Der BND erweckt damit den Eindruck, nicht etwa die Flut von 2.000 Anträgen hätte ihn zum Einlenken gebracht. Dabei hatte der Verein Reporter ohne Grenzen die gelungene Aktion längst mit einer triumphalen Pressemitteilung vermeldet. Ob der BND tatsächlich wegen der 2.000 Briefe eingelenkt hat, lässt sich abschließend nicht belegen, aber es gibt Hinweise dafür.


Ebenfalls auf Motherboard: Totalüberwachung für 150 Euro


Bevor der "Widerspruchsgenerator" online ging, hat Reporter ohne Grenzen nämlich ausprobiert, welche juristischen Feinheiten ein solcher Brief an den BND berücksichtigen muss, damit er Erfolg hat. Mehrere Privatpersonen erhielten auf diesem Weg eine positive Antwort des BND, und zwar ohne ihren Ausweis vorzeigen zu müssen. Zumindest damals war dem Verein zufolge noch keine Rede davon, dass der BND die umstrittene Speicherung allgemein anders geregelt habe.

Motherboard hat mehrmals beim BND nachgefragt, ab wann die Sammlung der Telefondaten umgestellt wurde. Eine Sprecherin verwies aber nur auf die offizielle Mitteilung des BND, ohne auf die Frage näher einzugehen.

Was genau nun an VerAS geändert wurde, um der aktuellen Rechtsprechung gerecht zu werden, hat der BND auf Nachfrage nicht verraten.

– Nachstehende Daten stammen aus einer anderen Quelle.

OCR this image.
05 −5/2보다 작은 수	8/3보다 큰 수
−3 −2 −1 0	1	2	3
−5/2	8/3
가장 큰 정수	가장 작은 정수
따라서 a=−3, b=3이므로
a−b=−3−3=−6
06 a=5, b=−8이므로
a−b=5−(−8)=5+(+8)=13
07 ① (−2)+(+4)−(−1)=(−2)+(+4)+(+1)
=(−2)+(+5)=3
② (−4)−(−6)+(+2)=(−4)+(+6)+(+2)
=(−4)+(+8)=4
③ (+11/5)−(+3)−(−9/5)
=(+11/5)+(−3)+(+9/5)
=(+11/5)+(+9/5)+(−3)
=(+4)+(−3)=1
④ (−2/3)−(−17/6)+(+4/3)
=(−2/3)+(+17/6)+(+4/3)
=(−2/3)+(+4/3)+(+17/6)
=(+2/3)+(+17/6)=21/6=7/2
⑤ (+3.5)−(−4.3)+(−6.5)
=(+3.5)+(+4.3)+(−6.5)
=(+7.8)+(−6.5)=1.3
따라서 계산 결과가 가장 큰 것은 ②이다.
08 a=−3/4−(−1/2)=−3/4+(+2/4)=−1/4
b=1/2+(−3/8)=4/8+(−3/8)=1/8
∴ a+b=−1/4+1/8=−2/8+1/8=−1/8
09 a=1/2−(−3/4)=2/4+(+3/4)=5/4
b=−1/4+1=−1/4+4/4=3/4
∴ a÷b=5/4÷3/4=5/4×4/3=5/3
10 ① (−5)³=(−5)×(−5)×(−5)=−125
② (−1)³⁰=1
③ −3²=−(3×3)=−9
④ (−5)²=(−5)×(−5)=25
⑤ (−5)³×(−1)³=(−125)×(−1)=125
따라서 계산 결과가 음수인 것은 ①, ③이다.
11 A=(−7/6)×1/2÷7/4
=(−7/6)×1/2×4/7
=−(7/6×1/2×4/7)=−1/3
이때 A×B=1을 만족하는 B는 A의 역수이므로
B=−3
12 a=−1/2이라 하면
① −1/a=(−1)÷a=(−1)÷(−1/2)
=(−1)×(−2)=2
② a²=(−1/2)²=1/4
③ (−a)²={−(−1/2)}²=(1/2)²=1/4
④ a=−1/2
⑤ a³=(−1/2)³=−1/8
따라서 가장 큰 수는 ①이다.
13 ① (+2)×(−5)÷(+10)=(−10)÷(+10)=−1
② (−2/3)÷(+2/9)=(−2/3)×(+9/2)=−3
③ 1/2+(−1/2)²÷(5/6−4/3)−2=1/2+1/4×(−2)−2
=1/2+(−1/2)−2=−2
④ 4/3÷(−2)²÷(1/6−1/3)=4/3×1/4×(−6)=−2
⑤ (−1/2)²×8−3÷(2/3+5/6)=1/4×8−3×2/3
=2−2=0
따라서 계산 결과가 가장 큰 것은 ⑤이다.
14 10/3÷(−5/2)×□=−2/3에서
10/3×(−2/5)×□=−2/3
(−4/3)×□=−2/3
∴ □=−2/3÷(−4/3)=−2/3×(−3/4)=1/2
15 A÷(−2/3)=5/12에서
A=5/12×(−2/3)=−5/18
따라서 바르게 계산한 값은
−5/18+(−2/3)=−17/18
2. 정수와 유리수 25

Auch Christian Mihr, Geschäftsführer von Reporter ohne Grenzen, ist überfragt: "Wir wissen durch das BND-Schreiben nicht, wie VerAS im Detail umgestellt worden ist. Darüber schweigt sich der Geheimdienst erwartungsgemäß aus", sagt er im Gespräch mit Motherboard. "Unsere Erkenntnisse aus dem Gerichtsprozess und Schriftwechseln im Nachgang lassen jedoch nur den Schluss zu, dass der BND kürzlich VerAS umgestellt haben muss, als der BND-Generator von uns veröffentlicht wurde."